At the Webx Fintech Expo in Osaka last Friday, panelists discussed Japan’s evolving and stable landscape, highlighting the gap between regulatory advances and actual adoption.
Participants include Akio Iowa of Mitsui Financial Group, Tatsuya Site, the CEO of the program, and Andtakakaba, Japan Manager of the circle, moderated by Sapagami, COO/CFO of Dipemans.
Japan and the US: A contrasting approach to stable regulation
The Japanese financial sector has witnessed a growing interest in Stubcoin, a digital currency that has 1:1 fixed to Fiat. On August 19, Japanese financial services institutions approved JPYC, the country’s first yen-backed stub coin scheduled to be officially issued this fall. However, regulatory oversight has been in place since 2022, giving Japan the advantage of first me bars.
In contrast, US stubcoins like Tether’s USDT and Circle’s USDC were widely adopted before federal law. The Genius Act, passed by Congress and signed by the President in July, now establishes a regulatory framework for publishers, including federal oversight for issues over $10 billion.
Sakakibara in the circle highlighted three important differences.
- Japan introduced pioneer stubcoin regulations in 2022, serving as a reference for other countries.
- US law now imposes large-scale publications of federal supervision.
- Transaction caps differ, with Japan limiting relocations to 1 million yen, a sharp contrast to the US.
Isova said, “In the US, the total issuance of 30-40 trillion yen tethers and circles is promoted to short-term government bond yields. Japan’s low yields limit growth opportunities.” He also highlighted the challenges of money laundering. “Banks control AML, but with Stablecoins, issuers need to ensure compliance itself. This remains an important issue.”

From left: Kenta Sakagami, Akio Isowa, Tatsuya Saito, Kenta Sakakibara
Stablecoin provider challenges
Tatsuya Saito, CEO of Progmat, a digital asset infrastructure platform co-founded by major banks, discussed operational hurdles. “The impact of regulations varies slightly depending on whether the provider is a bank or a crypto adjacent company,” he explained.
He explained in detail. “Retail transactions rarely exceed 1 million yen, but banks that handle wholesale transfers for corporate and institutional clients face stricter rules.
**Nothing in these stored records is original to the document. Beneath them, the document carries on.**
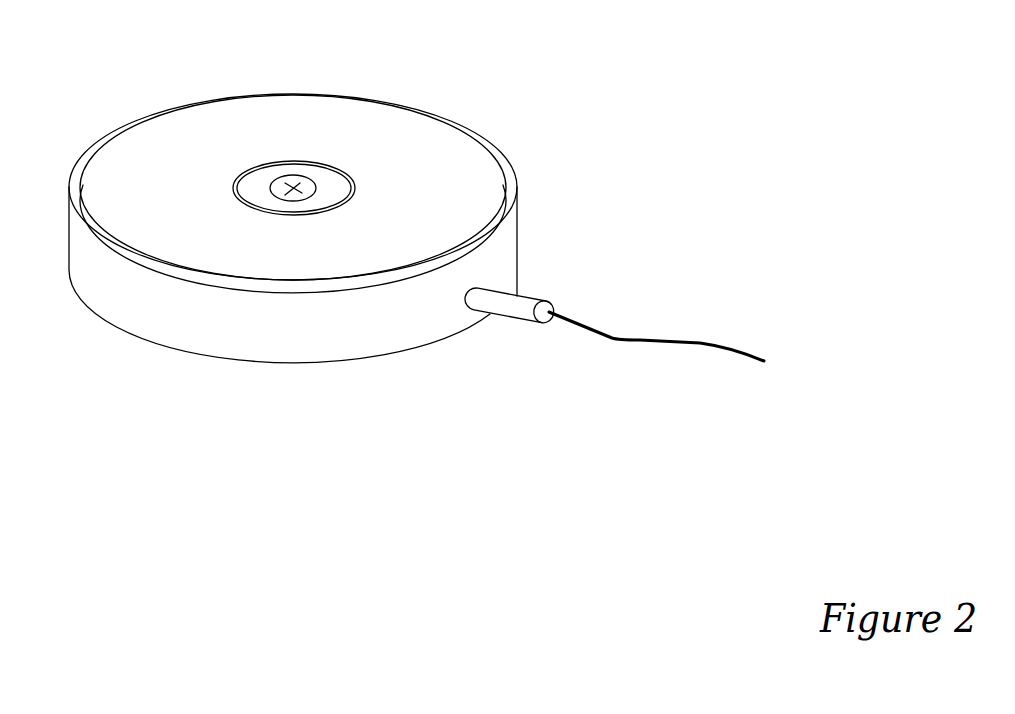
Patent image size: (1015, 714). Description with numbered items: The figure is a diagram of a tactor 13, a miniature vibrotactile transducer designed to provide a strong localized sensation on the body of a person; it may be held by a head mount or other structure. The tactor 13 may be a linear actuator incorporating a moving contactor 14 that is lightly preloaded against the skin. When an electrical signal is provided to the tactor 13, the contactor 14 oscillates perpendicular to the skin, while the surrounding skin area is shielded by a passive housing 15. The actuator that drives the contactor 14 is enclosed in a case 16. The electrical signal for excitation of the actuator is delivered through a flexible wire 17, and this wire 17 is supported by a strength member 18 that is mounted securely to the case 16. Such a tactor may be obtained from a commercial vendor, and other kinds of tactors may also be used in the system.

The tactor 13 is at (530, 70).
The contactor 14 is at (330, 182).
The passive housing 15 is at (413, 240).
The case 16 is at (513, 232).
The flexible wire 17 is at (717, 342).
The strength member 18 is at (532, 298).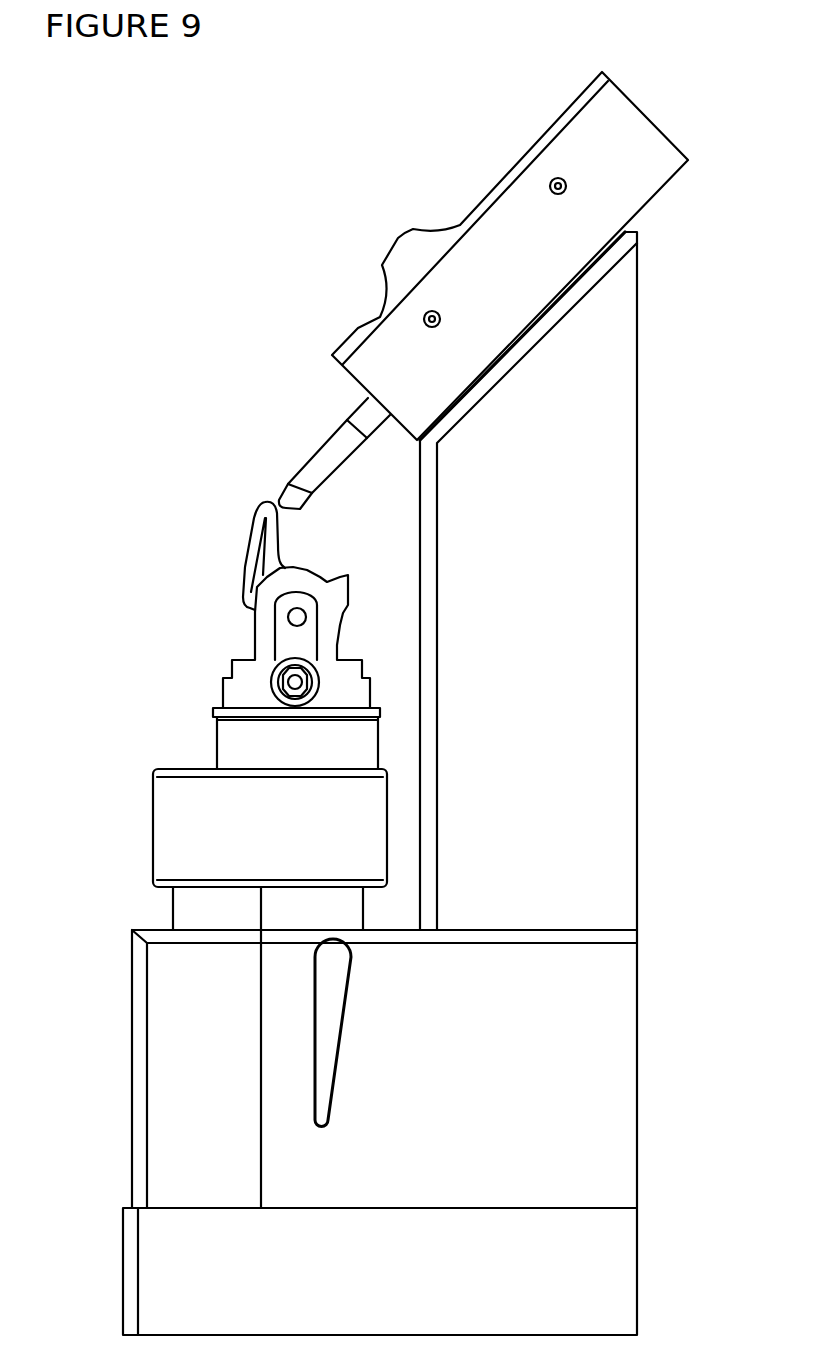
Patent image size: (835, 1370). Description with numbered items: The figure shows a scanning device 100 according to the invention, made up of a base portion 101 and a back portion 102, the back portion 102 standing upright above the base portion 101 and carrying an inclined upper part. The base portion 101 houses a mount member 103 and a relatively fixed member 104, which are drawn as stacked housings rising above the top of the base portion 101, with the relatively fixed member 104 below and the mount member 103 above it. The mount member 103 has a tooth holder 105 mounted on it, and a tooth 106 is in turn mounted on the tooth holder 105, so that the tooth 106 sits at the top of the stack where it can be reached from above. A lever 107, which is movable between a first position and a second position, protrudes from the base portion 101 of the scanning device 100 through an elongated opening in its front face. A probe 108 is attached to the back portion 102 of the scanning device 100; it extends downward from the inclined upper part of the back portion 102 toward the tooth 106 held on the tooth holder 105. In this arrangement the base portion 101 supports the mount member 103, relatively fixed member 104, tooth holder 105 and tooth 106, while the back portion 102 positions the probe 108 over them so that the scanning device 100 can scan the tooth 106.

The scanning device 100 is at (208, 302).
The base portion 101 is at (623, 1108).
The back portion 102 is at (630, 580).
The mount member 103 is at (222, 742).
The relatively fixed member 104 is at (158, 823).
The tooth holder 105 is at (233, 692).
The tooth 106 is at (242, 575).
The lever 107 is at (338, 1005).
The probe 108 is at (326, 446).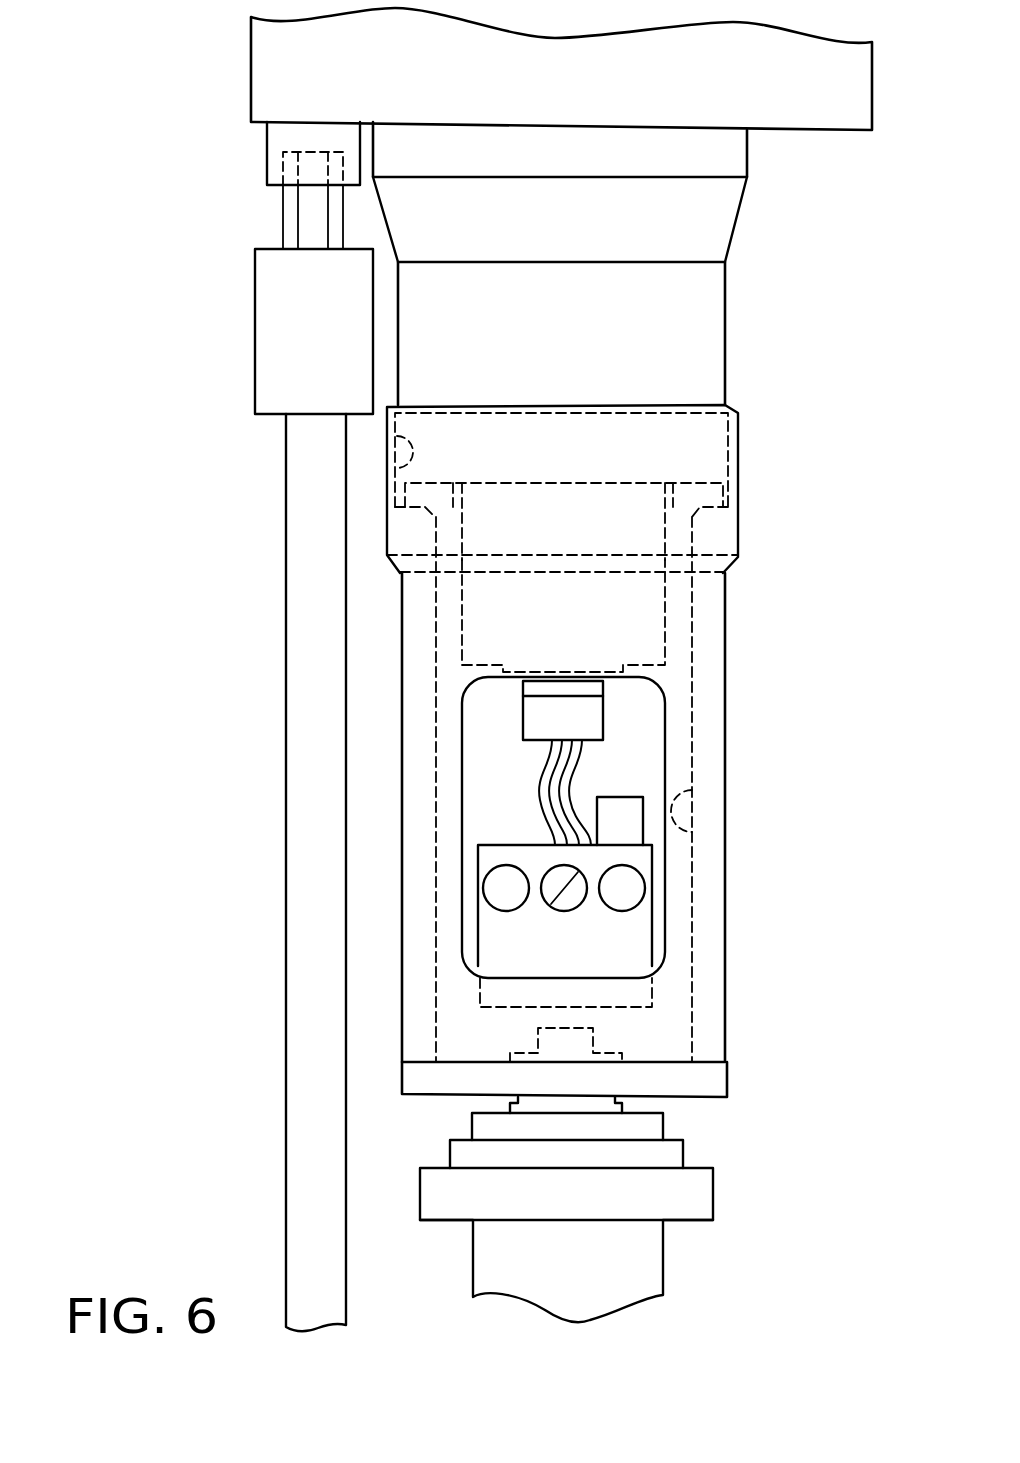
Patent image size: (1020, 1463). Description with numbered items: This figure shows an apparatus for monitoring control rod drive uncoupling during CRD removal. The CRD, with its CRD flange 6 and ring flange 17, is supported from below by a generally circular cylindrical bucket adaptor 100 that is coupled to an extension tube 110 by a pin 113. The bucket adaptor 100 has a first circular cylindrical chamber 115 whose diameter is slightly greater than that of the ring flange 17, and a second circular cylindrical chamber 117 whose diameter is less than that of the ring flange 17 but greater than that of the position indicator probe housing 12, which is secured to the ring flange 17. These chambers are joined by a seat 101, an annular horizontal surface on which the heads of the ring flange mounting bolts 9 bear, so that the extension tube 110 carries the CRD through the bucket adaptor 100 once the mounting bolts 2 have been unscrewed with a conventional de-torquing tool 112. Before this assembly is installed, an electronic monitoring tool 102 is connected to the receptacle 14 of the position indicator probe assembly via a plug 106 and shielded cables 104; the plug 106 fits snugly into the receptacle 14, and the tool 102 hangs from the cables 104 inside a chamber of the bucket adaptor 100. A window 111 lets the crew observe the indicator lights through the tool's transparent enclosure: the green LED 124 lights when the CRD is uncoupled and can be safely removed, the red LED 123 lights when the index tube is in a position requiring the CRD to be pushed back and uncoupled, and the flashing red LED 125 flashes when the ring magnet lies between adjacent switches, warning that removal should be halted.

The mounting bolts 2 is at (266, 164).
The CRD flange 6 is at (725, 347).
The ring flange mounting bolts 9 is at (453, 518).
The housing 12 is at (668, 612).
The receptacle 14 is at (593, 690).
The ring flange 17 is at (688, 450).
The bucket adaptor 100 is at (727, 656).
The seat 101 is at (737, 478).
The electronic monitoring tool 102 is at (532, 843).
The shielded cables 104 is at (578, 776).
The plug 106 is at (604, 734).
The extension tube 110 is at (716, 1172).
The window 111 is at (460, 745).
The de-torquing tool 112 is at (286, 622).
The pin 113 is at (580, 1046).
The first circular cylindrical chamber 115 is at (398, 473).
The second circular cylindrical chamber 117 is at (694, 836).
The red LED 123 is at (633, 912).
The green LED 124 is at (494, 910).
The flashing red LED 125 is at (564, 912).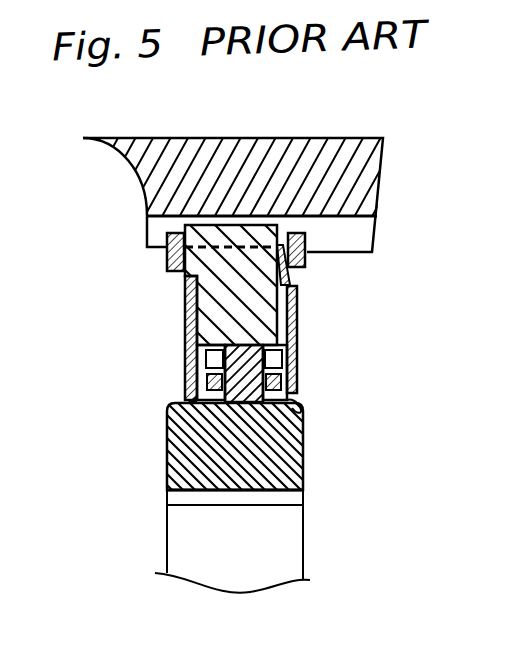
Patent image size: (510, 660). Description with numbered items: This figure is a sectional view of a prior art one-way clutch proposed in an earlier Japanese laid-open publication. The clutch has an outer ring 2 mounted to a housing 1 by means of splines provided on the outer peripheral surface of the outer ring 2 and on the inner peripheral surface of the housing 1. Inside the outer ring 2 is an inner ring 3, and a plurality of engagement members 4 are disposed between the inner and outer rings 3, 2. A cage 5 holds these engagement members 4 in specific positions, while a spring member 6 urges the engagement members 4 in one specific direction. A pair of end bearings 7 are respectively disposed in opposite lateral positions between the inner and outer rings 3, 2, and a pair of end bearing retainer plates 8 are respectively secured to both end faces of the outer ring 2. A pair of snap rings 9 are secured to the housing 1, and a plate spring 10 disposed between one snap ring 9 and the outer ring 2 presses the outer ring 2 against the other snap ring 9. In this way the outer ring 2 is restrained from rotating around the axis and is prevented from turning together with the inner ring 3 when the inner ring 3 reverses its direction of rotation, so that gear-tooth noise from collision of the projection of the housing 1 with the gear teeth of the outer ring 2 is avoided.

The housing 1 is at (358, 182).
The outer ring 2 is at (222, 292).
The inner ring 3 is at (288, 458).
The engagement members 4 is at (250, 402).
The cage 5 is at (205, 365).
The spring member 6 is at (297, 385).
The end bearings 7 is at (180, 400).
The end bearing retainer plates 8 is at (187, 338).
The snap rings 9 is at (165, 265).
The plate spring 10 is at (284, 282).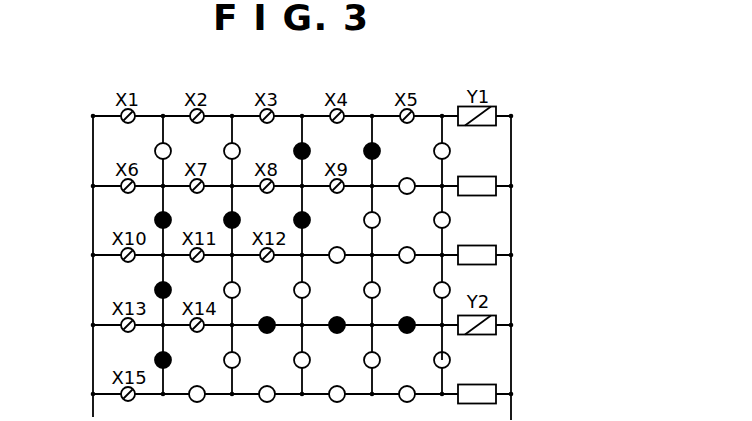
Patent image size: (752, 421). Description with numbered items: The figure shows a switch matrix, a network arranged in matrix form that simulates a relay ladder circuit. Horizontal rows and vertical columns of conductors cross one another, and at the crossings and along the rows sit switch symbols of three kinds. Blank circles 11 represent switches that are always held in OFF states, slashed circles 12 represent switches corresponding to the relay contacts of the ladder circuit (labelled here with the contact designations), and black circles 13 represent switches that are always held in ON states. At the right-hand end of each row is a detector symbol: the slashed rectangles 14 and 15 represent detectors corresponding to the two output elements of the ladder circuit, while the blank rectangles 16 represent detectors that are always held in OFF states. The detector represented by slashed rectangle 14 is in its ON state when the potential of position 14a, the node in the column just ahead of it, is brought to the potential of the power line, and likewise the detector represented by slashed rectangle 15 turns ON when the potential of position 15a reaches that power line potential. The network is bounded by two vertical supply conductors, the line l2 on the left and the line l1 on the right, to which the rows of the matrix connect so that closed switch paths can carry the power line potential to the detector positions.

Ensuring compliance across all scenarios is a challenge.”
Market potential and global ripple effects
Panelists agreed that JPYC’s launch as a stubcoin supported by JPYC’s first circle represents a significant milestone. Sakakibara explained the circle’s strategy. “We launched the USDC business in Japan at the end of March. The market shares use case ideas, including moving wholesale international payments and the Ministry of Finance operations to Stubcoin.
Japan’s experience with cashless payments for QR codes since the late 2010s informs the adoption of potential Stablecoin. “Initially, multiple QR payment systems caused consumer disruptions, but interoperability has improved. Stability is likely to follow a similar path. Early adjustments are important, where the tokens adopted are important.”
He added that wholesale banking could benefit from internal stubcoins. “Global companies pool funds through cash management systems, but differences in time zones slow down transfers. They allow for stability movements, increased efficiency and increased labor productivity.”
Benefits of Stablecoin over Cashless Systems
Saito highlighted the technical advantages. “Current cashless payments are siloed per merchant database to prevent interoperability. Stablecoins, built on sharing standards, allow for easy exchanges between different tokens.”
He predicted market consolidation. “Initially, multiple idiots appear, but converge over time.” Saito said, “The issuance of Genius Law and JPYC is a call for awakening for the Japanese financial sector. Ignoring stability poses greater risk than engaging with them.”
Post-Japan Stubcoin Advancement: Regulation Lead, Adoption Lag first appeared in Beincrypto.